JohannesBuchner / PyMultiNest

Pythonic Bayesian inference and visualization for the MultiNest Nested Sampling Algorithm and PyCuba's cubature algorithms.
http://johannesbuchner.github.io/PyMultiNest/
Other
191 stars 87 forks source link

General query about running pymultinest on Apple M1, and resulting processing speed #222

Closed DavidMoiseNataf closed 1 year ago

DavidMoiseNataf commented 1 year ago

I have recently shifted from using a macbook with a 3.1 Ghz Intel Core i5-7267U that runs at 3.1 Ghz to an Apple M1 Max which runs at 3.2 Ghz. A quick google search reveals that there should be a factor ~2x improvement in performance for single CPU processes:

https://www.cpu-monkey.com/en/compare_cpu-apple_m1-vs-intel_core_i5_7267u

I'm noticing a ~12% reduction in processing time per CPU for the application that I'm using, which is mostly a multinest/pymultinest wrapper. I'm wondering if this is to be expected, or if it indicates that I somehow cheated on the installation somewhere. Do any others have experience in this area?

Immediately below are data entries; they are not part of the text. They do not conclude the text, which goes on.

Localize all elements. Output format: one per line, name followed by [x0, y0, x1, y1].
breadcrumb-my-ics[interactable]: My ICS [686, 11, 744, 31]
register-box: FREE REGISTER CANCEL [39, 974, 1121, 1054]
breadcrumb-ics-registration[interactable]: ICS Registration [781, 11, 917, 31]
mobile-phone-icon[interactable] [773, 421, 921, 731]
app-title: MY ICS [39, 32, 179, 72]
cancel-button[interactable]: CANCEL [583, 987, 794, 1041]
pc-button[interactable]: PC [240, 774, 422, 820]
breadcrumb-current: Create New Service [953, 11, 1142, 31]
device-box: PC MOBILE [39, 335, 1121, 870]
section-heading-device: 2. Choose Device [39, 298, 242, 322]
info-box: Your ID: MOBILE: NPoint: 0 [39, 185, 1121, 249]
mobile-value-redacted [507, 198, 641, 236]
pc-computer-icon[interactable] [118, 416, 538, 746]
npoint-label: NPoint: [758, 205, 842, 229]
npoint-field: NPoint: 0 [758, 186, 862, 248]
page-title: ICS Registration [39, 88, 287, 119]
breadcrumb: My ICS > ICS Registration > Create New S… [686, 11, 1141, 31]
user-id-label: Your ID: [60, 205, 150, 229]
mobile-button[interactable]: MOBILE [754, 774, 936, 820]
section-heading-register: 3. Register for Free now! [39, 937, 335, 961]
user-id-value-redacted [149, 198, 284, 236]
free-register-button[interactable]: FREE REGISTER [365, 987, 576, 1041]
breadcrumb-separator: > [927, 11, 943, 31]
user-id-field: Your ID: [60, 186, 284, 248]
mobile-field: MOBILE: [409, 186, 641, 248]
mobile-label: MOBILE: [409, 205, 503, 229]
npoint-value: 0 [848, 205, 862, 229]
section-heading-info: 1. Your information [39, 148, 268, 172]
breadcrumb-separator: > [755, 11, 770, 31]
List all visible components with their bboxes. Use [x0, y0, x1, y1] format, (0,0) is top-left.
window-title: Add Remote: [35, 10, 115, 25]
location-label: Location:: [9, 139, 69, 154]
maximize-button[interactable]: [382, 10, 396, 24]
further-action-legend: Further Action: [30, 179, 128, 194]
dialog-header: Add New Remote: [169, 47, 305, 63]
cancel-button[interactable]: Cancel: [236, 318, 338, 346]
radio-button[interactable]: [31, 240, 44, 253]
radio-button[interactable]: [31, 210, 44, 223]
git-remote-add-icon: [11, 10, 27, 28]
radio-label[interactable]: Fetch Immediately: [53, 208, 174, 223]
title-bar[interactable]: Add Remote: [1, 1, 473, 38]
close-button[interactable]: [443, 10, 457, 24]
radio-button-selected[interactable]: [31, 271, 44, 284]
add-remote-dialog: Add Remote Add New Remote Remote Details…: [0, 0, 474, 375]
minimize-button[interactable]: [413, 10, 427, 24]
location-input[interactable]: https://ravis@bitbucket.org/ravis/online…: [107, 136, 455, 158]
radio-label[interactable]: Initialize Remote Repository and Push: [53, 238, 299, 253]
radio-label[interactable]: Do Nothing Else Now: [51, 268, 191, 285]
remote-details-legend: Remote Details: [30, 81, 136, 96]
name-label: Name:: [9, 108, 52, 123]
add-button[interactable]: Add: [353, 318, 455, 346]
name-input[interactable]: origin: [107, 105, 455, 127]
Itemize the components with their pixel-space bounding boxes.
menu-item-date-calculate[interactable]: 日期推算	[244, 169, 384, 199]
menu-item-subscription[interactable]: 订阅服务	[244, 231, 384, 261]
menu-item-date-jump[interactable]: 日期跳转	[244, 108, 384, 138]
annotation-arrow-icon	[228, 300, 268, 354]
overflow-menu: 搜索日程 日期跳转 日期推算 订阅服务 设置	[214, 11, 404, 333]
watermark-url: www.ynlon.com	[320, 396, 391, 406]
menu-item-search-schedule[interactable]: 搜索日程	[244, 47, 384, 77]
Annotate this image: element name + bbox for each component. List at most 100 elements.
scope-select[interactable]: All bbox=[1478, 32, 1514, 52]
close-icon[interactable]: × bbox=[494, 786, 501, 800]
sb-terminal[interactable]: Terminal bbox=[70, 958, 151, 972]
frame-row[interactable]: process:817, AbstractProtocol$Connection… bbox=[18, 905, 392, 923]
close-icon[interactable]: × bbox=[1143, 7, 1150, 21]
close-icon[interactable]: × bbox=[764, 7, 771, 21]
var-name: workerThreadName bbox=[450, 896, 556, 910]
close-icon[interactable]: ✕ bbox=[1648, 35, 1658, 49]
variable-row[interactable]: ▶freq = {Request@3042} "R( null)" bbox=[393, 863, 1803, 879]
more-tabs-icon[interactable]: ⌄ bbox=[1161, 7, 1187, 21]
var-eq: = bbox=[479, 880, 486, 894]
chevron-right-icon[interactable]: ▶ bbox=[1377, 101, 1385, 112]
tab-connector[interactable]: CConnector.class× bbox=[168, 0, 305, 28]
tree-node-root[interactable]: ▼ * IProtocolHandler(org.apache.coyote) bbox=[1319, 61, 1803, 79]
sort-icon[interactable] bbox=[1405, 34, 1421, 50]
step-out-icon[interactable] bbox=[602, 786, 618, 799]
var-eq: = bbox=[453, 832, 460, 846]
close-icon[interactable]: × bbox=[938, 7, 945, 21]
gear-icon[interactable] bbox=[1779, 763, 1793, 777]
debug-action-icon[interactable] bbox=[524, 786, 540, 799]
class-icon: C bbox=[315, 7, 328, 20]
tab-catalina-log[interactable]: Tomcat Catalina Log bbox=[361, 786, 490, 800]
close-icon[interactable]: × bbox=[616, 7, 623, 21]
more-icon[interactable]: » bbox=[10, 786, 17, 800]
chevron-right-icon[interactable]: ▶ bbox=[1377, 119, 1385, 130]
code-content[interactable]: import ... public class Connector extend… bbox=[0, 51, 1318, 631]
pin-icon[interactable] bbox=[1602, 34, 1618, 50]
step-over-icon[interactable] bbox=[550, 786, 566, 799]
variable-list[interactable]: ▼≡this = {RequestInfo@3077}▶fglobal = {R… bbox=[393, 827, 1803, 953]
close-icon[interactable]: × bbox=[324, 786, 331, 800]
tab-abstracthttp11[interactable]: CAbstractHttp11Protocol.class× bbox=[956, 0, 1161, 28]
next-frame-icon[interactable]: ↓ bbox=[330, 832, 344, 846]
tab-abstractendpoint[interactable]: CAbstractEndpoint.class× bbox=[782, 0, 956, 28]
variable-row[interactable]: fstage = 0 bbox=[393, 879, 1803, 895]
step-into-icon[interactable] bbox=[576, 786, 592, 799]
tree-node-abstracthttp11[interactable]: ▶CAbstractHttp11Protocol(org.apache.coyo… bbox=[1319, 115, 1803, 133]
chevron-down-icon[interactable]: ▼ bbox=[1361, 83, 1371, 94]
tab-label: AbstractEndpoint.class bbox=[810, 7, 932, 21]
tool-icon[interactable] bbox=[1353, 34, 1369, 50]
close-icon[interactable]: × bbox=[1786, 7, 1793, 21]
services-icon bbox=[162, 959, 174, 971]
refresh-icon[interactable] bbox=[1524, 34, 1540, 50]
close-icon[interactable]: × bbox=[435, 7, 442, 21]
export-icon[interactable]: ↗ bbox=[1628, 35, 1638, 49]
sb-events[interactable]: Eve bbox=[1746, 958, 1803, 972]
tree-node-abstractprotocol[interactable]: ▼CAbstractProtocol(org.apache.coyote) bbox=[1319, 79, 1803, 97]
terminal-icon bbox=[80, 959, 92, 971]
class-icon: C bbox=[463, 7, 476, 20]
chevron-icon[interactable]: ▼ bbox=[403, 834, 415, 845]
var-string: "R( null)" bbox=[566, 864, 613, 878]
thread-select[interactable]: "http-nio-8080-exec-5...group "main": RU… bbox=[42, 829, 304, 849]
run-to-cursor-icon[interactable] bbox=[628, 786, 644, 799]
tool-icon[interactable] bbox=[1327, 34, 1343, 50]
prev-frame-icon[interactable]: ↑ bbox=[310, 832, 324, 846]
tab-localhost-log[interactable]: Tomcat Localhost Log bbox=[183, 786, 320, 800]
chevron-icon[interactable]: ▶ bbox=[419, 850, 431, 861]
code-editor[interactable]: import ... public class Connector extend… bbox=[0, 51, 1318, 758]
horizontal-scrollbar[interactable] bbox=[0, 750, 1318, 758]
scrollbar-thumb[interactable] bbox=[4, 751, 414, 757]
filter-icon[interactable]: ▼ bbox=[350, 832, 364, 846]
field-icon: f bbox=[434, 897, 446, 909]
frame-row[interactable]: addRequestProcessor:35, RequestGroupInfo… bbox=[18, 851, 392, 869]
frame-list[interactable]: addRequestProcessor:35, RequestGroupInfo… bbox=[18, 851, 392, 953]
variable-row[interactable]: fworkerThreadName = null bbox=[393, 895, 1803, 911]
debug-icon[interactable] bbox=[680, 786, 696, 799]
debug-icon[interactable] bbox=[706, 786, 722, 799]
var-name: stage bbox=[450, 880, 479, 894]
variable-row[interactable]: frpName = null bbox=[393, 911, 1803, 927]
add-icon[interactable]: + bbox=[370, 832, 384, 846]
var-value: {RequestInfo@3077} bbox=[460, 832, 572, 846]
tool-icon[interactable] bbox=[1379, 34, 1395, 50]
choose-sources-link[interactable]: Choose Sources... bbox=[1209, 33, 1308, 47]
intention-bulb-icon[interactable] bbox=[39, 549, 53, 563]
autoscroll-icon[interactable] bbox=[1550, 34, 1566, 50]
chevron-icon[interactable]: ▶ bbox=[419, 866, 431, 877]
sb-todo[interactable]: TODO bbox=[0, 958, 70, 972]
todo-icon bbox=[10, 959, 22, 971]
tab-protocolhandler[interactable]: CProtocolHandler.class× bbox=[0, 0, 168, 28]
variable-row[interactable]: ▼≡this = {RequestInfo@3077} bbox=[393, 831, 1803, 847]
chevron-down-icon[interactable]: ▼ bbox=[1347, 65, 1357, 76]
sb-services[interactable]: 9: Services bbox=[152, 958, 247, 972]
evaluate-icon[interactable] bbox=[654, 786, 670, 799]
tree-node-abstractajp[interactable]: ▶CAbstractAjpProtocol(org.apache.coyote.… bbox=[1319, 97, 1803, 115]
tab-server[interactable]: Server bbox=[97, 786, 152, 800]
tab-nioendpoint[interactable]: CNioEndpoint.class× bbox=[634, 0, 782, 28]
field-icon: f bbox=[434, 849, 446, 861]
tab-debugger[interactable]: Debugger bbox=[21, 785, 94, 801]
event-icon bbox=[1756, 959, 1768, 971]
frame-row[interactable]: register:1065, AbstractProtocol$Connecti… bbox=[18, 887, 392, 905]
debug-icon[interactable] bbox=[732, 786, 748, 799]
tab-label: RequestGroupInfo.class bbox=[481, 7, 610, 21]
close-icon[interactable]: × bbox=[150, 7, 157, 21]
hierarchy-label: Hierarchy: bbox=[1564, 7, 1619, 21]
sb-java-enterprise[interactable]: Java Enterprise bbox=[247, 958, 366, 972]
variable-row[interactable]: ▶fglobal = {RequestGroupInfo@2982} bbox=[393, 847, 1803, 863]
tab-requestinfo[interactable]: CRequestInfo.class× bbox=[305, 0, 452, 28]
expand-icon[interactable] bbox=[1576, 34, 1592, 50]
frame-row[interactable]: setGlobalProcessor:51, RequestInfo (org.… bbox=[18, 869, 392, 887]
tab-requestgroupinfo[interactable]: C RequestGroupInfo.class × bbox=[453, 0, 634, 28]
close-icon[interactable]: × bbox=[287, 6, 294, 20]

The amount of RAM used for the same application increased from 750 MB to 2GB, and the number of threads used increased from 19 to 33.

JohannesBuchner commented 1 year ago

Can you help with https://github.com/JohannesBuchner/PyMultiNest/issues/214 ?

JohannesBuchner commented 1 year ago

Probably you need to profile your application to understand the changes. Different library versions may also work differently (e.g. numpy parallelisation). Maybe try setting OMP_NUM_THREADS=1 to avoid parallelisation in the comparison. For the mem usage I don't know, depends on the application.

DavidMoiseNataf commented 1 year ago

The application is Tim Morton's Isochrone code: https://github.com/timothydmorton/isochrones

It might be due to that application (which is mostly a wrapper around pyMultinest to fit for the observed properties of stars) but I think it's more likely to be due to pymultinest or simply multinest.

Can you suggest a very simple code that would isolate the testing of pymultinest? What is OMP_NUM_THREADS=1 ? Where can I find it?

Thank you.

JohannesBuchner commented 1 year ago

https://www.openmp.org/spec-html/5.0/openmpse50.html

https://stackoverflow.com/questions/30791550/limit-number-of-threads-in-numpy

https://github.com/JohannesBuchner/PyMultiNest/blob/master/pymultinest_demo.py

DavidMoiseNataf commented 1 year ago

Thank you. I ran the pymultinest_demo on both machines, where in both cases it takes about 1.5 seconds of CPU time, and is approximately ~15% faster on the M1 than on the Intel Core i5-7267U. Setting the OMP_NUM_THREADS=1 had no impact.

It should be a somewhat faster and I am not sure what the limiting factor is. Or maybe the extra processing power has no impact for this particular application. Please let me know if you have any other suggestions, or if you hear of any similar tests. Thank you.